Chers lecteurs qui suivez nos publications, il ne vous aura pas échappé que, régulièrement, nous évoquons les spectres de l’intolérance et de la barbarie. La lecture du très court roman épistolaire de Katherine Kresmann-Taylor s’impose pour démonter les mécanismes de cette violence. L’autrice y analyse avec intransigeance le processus de décomposition des esprits, des relations, des respects engendrés par ces fantômes mortifères.
Des amis de longue date
Martin et Max sont amis et associés, de longue date. Marchands de tableaux, installés aux USA, ils ont grandi ensemble, forment une fratrie de cœur, le second servant d’oncle aux enfants du premier. Des secrets, ils en ont, leurs techniques de vente qui sont autant d’embobinages, la passion adultère de Martin pour la petite sœur de Max, … bref des intimes, des vrais, qui ne se jugent pas, s’acceptent, s’aiment…
Jusqu’au jour où Martin repart dans leur pays d’origine. Pour accroître le business, monter une filière de vente d’œuvres d’art. Et permettre à ses mômes de grandir dans leur patrie. L’Allemagne. Dans les années 30. Il trouve très vite une place élevée dans cette société vampirisée par la crise, où la misère a trop courbé les échines, où sa fortune lui confère immédiatement le respect dans cette nation avide d’espoir. Un espoir apporté par un obscur politicien appelé Hitler.
Un fanatisme grandissant
Et Max de demander régulièrement à Martin ce qu’il en est de l’état de leur pays. Et de lettre en lettre de voir son ami, son complice, se transformer, durcir le ton, devenir coupant, insultant même. Car Max est juif. Et être l’ami d’un Juif quand on est devenu un notable allemand inscrit au parti nazi, c’est très mal vu. Vous avez ici exposé la mécanique de ce livre d’autant plus génial qu’il est publié en 1938. Soit deux ans avant la Seconde Guerre Mondiale.

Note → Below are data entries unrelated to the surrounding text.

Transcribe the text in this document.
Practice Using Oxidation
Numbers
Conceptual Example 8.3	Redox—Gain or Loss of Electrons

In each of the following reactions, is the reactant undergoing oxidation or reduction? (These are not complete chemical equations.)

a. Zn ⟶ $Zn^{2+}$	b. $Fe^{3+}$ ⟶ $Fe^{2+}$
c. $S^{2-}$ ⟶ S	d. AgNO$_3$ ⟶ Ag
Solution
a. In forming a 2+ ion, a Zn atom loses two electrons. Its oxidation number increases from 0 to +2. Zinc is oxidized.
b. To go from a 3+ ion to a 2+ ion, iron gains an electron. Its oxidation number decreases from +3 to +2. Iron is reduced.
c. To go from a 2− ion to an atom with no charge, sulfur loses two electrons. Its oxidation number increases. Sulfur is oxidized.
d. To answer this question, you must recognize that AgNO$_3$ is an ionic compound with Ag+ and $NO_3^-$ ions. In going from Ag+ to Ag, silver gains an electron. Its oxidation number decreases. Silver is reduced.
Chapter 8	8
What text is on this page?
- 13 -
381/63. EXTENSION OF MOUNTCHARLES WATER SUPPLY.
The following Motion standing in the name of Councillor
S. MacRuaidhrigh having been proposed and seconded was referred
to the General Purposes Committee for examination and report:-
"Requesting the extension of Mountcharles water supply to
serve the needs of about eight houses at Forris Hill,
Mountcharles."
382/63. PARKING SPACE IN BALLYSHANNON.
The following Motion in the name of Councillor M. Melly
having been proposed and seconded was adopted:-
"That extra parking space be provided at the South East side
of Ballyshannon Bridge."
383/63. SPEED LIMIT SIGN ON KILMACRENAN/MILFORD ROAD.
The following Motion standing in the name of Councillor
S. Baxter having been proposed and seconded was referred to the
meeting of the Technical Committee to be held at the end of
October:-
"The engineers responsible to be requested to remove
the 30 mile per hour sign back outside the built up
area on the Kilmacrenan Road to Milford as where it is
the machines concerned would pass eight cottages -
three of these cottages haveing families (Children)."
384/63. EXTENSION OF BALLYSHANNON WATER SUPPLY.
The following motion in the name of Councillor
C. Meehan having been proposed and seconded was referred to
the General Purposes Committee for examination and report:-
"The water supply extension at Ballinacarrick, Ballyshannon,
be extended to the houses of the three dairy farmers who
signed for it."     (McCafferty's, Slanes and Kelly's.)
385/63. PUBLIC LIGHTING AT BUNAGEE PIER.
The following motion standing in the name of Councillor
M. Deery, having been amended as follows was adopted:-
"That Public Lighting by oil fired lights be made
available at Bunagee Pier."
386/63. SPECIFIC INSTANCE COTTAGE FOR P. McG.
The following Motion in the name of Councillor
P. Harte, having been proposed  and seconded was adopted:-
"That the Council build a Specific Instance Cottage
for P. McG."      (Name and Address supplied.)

Deux ans avant ce cortège d’horreurs engendrées par la folie meurtrière, la certitude d’être les meilleurs, les seuls, la race supérieure. Les détenteurs de la vérité prêts à asservir autrui, à exterminer ceux qui ne leur ressemblent pas, qu’ils jugent inférieurs. La force de ce récit exemplaire repose sur la dissolution de cette amitié au fur et à mesure que le fanatisme grandissant de Martin s’exprime, fanatisme d’abord dicté par le profit et le désir de puissance sociale, très vite assimilé comme une fierté, une revendication.
Une métamorphose rapide
Il n’y aura pas de dialogue. Il n’y en aura plus, et l’intransigeance ira jusqu’au meurtre d’une innocente. Meurtre qui appellera la vengeance. C’est le deuxième versant de cette correspondance devenue folle, le versant inattendu, surprenant qui fait basculer le roman dans l’univers du suspens, du polar. En nous faisant pénétrer l’intimité de ces tragédies personnelles, reflet de la décomposition d’un pays plongeant dans l’abîme de l’intolérance et du racisme, ce livre introduit un élément fondateur de l’anxiété croissante : le timing.
Les datations des écrits montrent la rapidité avec laquelle les relations amicales des deux épistoliers se décomposent, tandis que la situation politique se désagrège, que l’Allemagne se ferme, impose la propagande et la censure, la surveillance des individus puis la liquidation en masse des boucs émissaires. Et l’on est frappé du changement de discours de Martin qui en vient à légitimer la théorie des races inférieures à exterminer, car c’est un mal nécessaire. Il aura fallu quelques mois à peine pour assister à cette métamorphose irréversible.
Et d’un coup les mutations de la pièce Rhinocéros de Ionesco de sembler beaucoup plus compréhensibles. Et terribles. Car avérées et universelles. Vécues partout au Vietnam, au Rwanda, en Serbie, à Sarajevo, au Chili, en Turquie, en Iran… Au travers du temps, peut-être aujourd’hui même à l’œuvre en nous, lâcheté, confort, appât du gain, paresse, peur, … Sauf que désormais, nous savons. d’où l’urgence constante de lire et relire Inconnu à cette adresse, pour prendre conscience de façon absolue.
Merci à Noémie qui m’a offert ce livre.